Thing is, I kind of expected it. I thought they would send it back unopened with “return to sender” on the outside. That would not have surprised me. For them to accept an olive branch after they calliously ignored our birthdays? That is just too much for them. That would mean admitting that their daugther “did the right thing.” That would mean shallowing their pride. But the fact that they opened it, looked at the pictures of my sweet little innocent 17 month old son – their only grandson – and returned them is totally beyond my comprehension. And the cold and calculated maneuver of typing those two words instead of hand writing them – sheesh – I don’t even know how to process that.
What kind of person does this? What kind of person punishes a child, their only grandson, because they are mad at their daughter? It takes a cold heart in my opinion. And mad at me – for what? For sheepishly standing up for myself. For saying “hey mom, I love you, but could you please respect my ability to make good choices for my son and stop criticizing me?” Could you please offer me some support as I’m trying to recover from a c-section, handle a colicky baby, learn to breastfeed, and attempt to go back to work at my home office way to soon but out of necessity? Could you do that mom? Obviously not. She is not capable.
If she is not capable of that, if she is not capable of unconditional love and of putting her childs needs first – and her grandchilds – than why on earth did she adopt me in the first place. I am not a possession for her to control and manipulate – I am a human being with feelings – feelings that have constantly been ridiculed, mocked, ignored and beaten down.
Or maybe, as one of my favorite adoptees has suggested was the case with her – I was supposed to be a band-aid for her fertility problems and I just never lived up to that baby that died. A few years ago, during a political debate with her and discussing trial lawyers and the right of parents to sue doctors, she told me that if her doctor had not screwed up 30-some years ago she would have had a different child. That comment landed me in my therapists office the next day.
A dear sweet online adoptee who I greatly admire said “Stop handing them a loaded gun and saying, shoot me again.”

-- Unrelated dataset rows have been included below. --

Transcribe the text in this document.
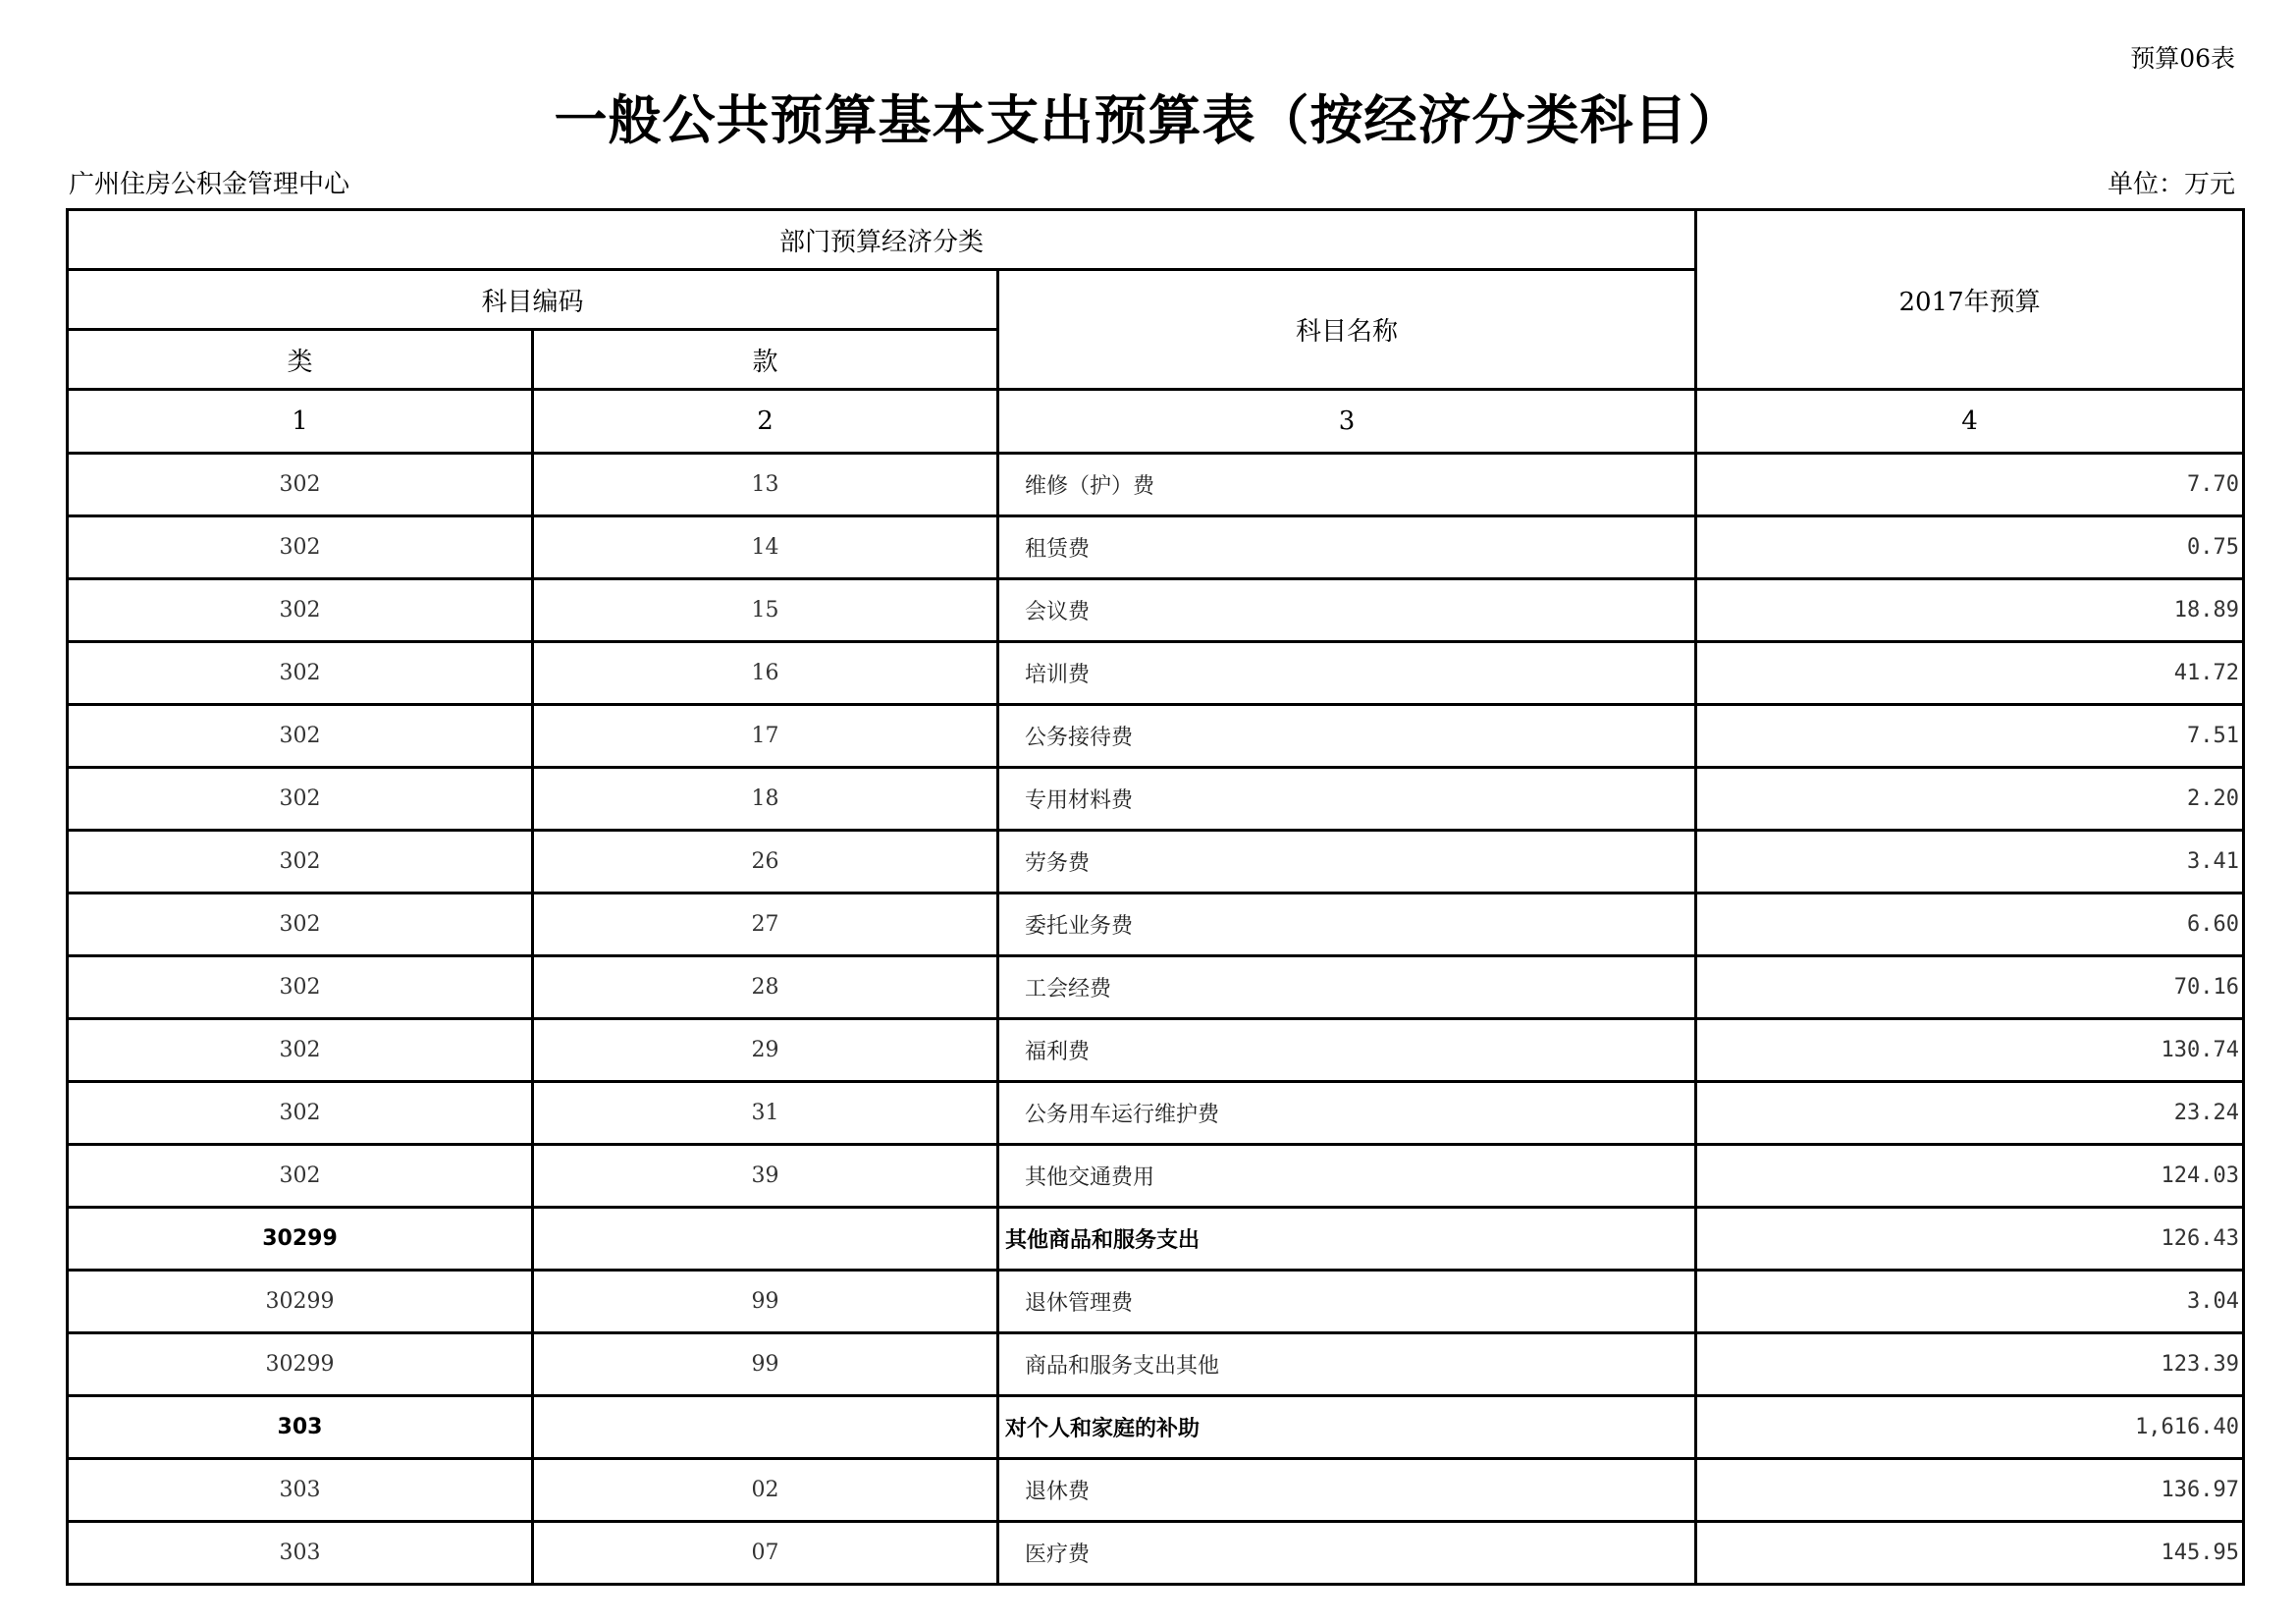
预算06表
一般公共预算基本支出预算表（按经济分类科目）
广州住房公积金管理中心	单位：万元
部门预算经济分类			2017年预算
科目编码		科目名称	
类	款		
1	2	3	4
302	13	维修（护）费	7.70
302	14	租赁费	0.75
302	15	会议费	18.89
302	16	培训费	41.72
302	17	公务接待费	7.51
302	18	专用材料费	2.20
302	26	劳务费	3.41
302	27	委托业务费	6.60
302	28	工会经费	70.16
302	29	福利费	130.74
302	31	公务用车运行维护费	23.24
302	39	其他交通费用	124.03
30299		其他商品和服务支出	126.43
30299	99	退休管理费	3.04
30299	99	商品和服务支出其他	123.39
303		对个人和家庭的补助	1,616.40
303	02	退休费	136.97
303	07	医疗费	145.95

Well stick a fork in mom – I’m done. I’m done with letting you hurt me. I’m done with listening to you make fun of me. I’m done with your self-centered behavior. I’m done with your bullying. I’m done with your manipulation. I’m done with your controlling habits. You crossed the line when you denied my son. It is your loss.
Today is a new day. I made it through the worst, with a lot of help, but today I move on. Today I learn to walk proud. Proud of the mother I am, proud of the wife I am, proud of the friend I am to others, proud of the person I am. Today I start to heal.